We must be willing to call out injustice in the world particularly when we are connected to the injustice. Injustice is the result of sin, and if we are not calling out injustice, we are not rooting sin out of our lives and world. I applaud organizations like RZIM for rooting out the injustice in their own ranks [at least as far as I have followed the story they have done what is right, read the letter here.] We cannot nonchalantly say injustices are “maybe” hurting the Church; Christians must recognize that all injustice is definitely harming the Church, whether or not we are participating in it. The injustice done by pagans and atheists hurts the Church because it negatively impacts the world God is trying to establish, how much worse when the injustice finds a home in our doors. When we have had a hand in causing injustice, regardless of how blind we are to our participation, we must lament and grieve over the reality of sin in the world. We should recognize that today marks only the 21st anniversary of BJU ending this racist policy with some grief.
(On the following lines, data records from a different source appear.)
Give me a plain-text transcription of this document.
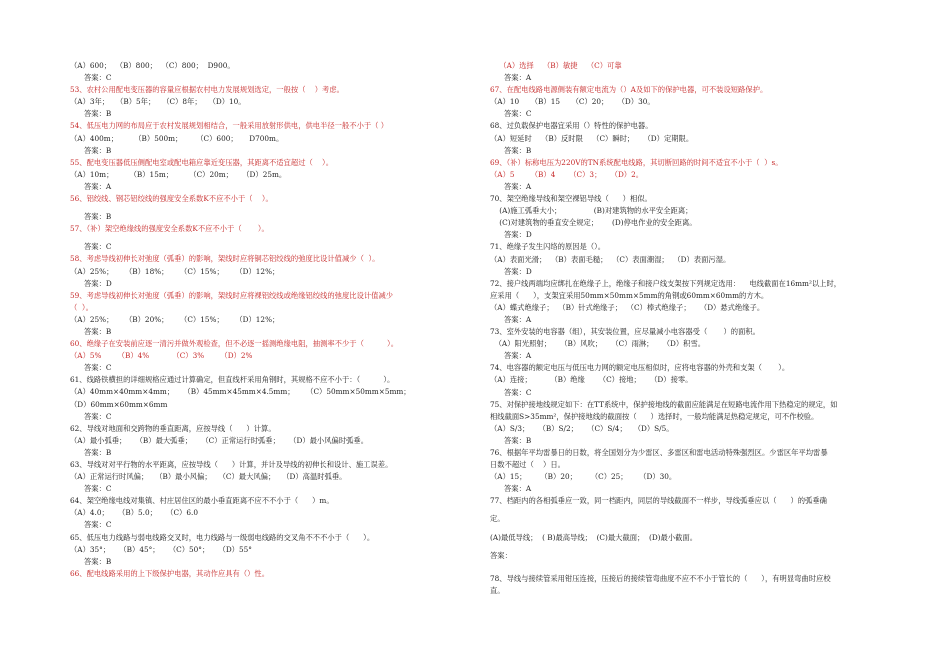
（A）600；  （B）800；  （C）800；  D900。
答案：C
53、农村公用配电变压器的容量应根据农村电力发展规划选定，一般按（    ）考虑。
（A）3年；   （B）5年；   （C）8年；   （D）10。
答案：B
54、低压电力网的布局应于农村发展规划相结合，一般采用放射形供电，供电半径一般不小于（ ）
（A）400m；       （B）500m；      （C）600；     D700m。
答案：B
55、配电变压器低压侧配电室或配电箱应靠近变压器，其距离不适宜超过（    ）。
（A）10m；       （B）15m；       （C）20m；    （D）25m。
答案：A
56、铝绞线、钢芯铝绞线的强度安全系数K不应不小于（    ）。
答案：B
57、（补）架空绝缘线的强度安全系数K不应不小于（       ）。
答案：C
58、考虑导线初伸长对弛度（弧垂）的影响，架线时应将铜芯铝绞线的弛度比设计值减少（  ）。
（A）25%；     （B）18%；     （C）15%；     （D）12%；
答案：D
59、考虑导线初伸长对弛度（弧垂）的影响，架线时应将裸铝绞线或绝缘铝绞线的弛度比设计值减少
（  ）。
（A）25%；     （B）20%；     （C）15%；     （D）12%；
答案：B
60、绝缘子在安装前应逐一清污并做外观检查，但不必逐一摇测绝缘电阻，抽测率不少于（          ）。
（A）5%       （B）4%          （C）3%       （D）2%
答案：C
61、线路铁横担的详细规格应通过计算确定，但直线杆采用角钢时，其规格不应不小于：（          ）。
（A）40mm×40mm×4mm；    （B）45mm×45mm×4.5mm；     （C）50mm×50mm×5mm；
（D）60mm×60mm×6mm
答案：C
62、导线对地面和交跨物的垂直距离，应按导线（      ）计算。
（A）最小弧垂；    （B）最大弧垂；    （C）正常运行时弧垂；    （D）最小风偏时弧垂。
答案：B
63、导线对对平行物的水平距离，应按导线（      ）计算，并计及导线的初伸长和设计、施工误差。
（A）正常运行时风偏；   （B）最小风偏；   （C）最大风偏；   （D）高温时弧垂。
答案：C
64、架空绝缘电线对集镇、村庄居住区的最小垂直距离不应不不小于（      ）m。
（A）4.0；    （B）5.0；    （C）6.0
答案：C
65、低压电力线路与弱电线路交叉时，电力线路与一级弱电线路的交叉角不不不小于（      ）。
（A）35°；    （B）45°；    （C）50°；    （D）55°
答案：B
66、配电线路采用的上下级保护电器，其动作应具有（）性。
（A）选择    （B）敏捷    （C）可靠
答案：A
67、在配电线路电源侧装有额定电流为（）A及如下的保护电器，可不装设短路保护。
（A）10     （B）15     （C）20；    （D）30。
答案：C
68、过负载保护电器宜采用（）特性的保护电器。
（A）短延时    （B）反时限    （C）瞬时；    （D）定期限。
答案：B
69、（补）标称电压为220V的TN系统配电线路，其切断回路的时间不适宜不小于（  ）s。
（A）5       （B）4      （C）3；    （D）2。
答案：A
70、架空绝缘导线和架空裸铝导线（      ）相似。
(A)施工弧垂大小；              (B)对建筑物的水平安全距离；
(C)对建筑物的垂直安全规定；      (D)停电作业的安全距离。
答案：D
71、绝缘子发生闪络的原因是（）。
（A）表面光滑；  （B）表面毛糙；  （C）表面潮湿；  （D）表面污湿。
答案：D
72、接户线两端均应绑扎在绝缘子上，绝缘子和接户线支架按下列规定选用：    电线截面在16mm²以上时，
应采用（      ），支架宜采用50mm×50mm×5mm的角钢或60mm×60mm的方木。
（A）蝶式绝缘子；  （B）针式绝缘子；  （C）棒式绝缘子；    （D）悬式绝缘子。
答案：A
73、室外安装的电容器（组），其安装位置，应尽量减小电容器受（       ）的面积。
（A）阳光照射；    （B）风吹；    （C）雨淋；    （D）积雪。
答案：A
74、电容器的额定电压与低压电力网的额定电压相似时，应将电容器的外壳和支架（       ）。
（A）连接；        （B）绝缘      （C）接地；    （D）接零。
答案：C
75、对保护接地线规定如下：在TT系统中，保护接地线的截面应能满足在短路电流作用下热稳定的规定，如
相线截面S>35mm²，保护接地线的截面按（      ）选择时，一般均能满足热稳定规定，可不作校验。
（A）S/3；    （B）S/2；    （C）S/4；   （D）S/5。
答案：B
76、根据年平均雷暴日的日数，将全国划分为少雷区、多雷区和雷电活动特殊强烈区。少雷区年平均雷暴
日数不超过（    ）日。
（A）15；      （B）20；      （C）25；     （D）30。
答案：A
77、档距内的各相弧垂应一致，同一档距内，同层的导线截面不一样步，导线弧垂应以（      ）的弧垂确
定。
(A)最低导线；  ( B)最高导线；  (C)最大截面；  (D)最小截面。
答案：
78、导线与接续管采用钳压连接，压接后的接续管弯曲度不应不不小于管长的（      ），有明显弯曲时应校
直。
The calling of God is one of continual repentance. A continual repentance means to constantly look at myself and my Church to acknowledge where our sin is negatively impacting the world. A life of repentance is not merely regretting the bad things we have done, repentance is about change, it is about intentionally doing right and actively removing the effects of sin from our world. Instead of calling out how everyone outside the Church is behaving we must be asking ourselves if we are holding the standards God has set for us. We must be the heroes willing to do what is right and call out what is evil even the evil in ourselves.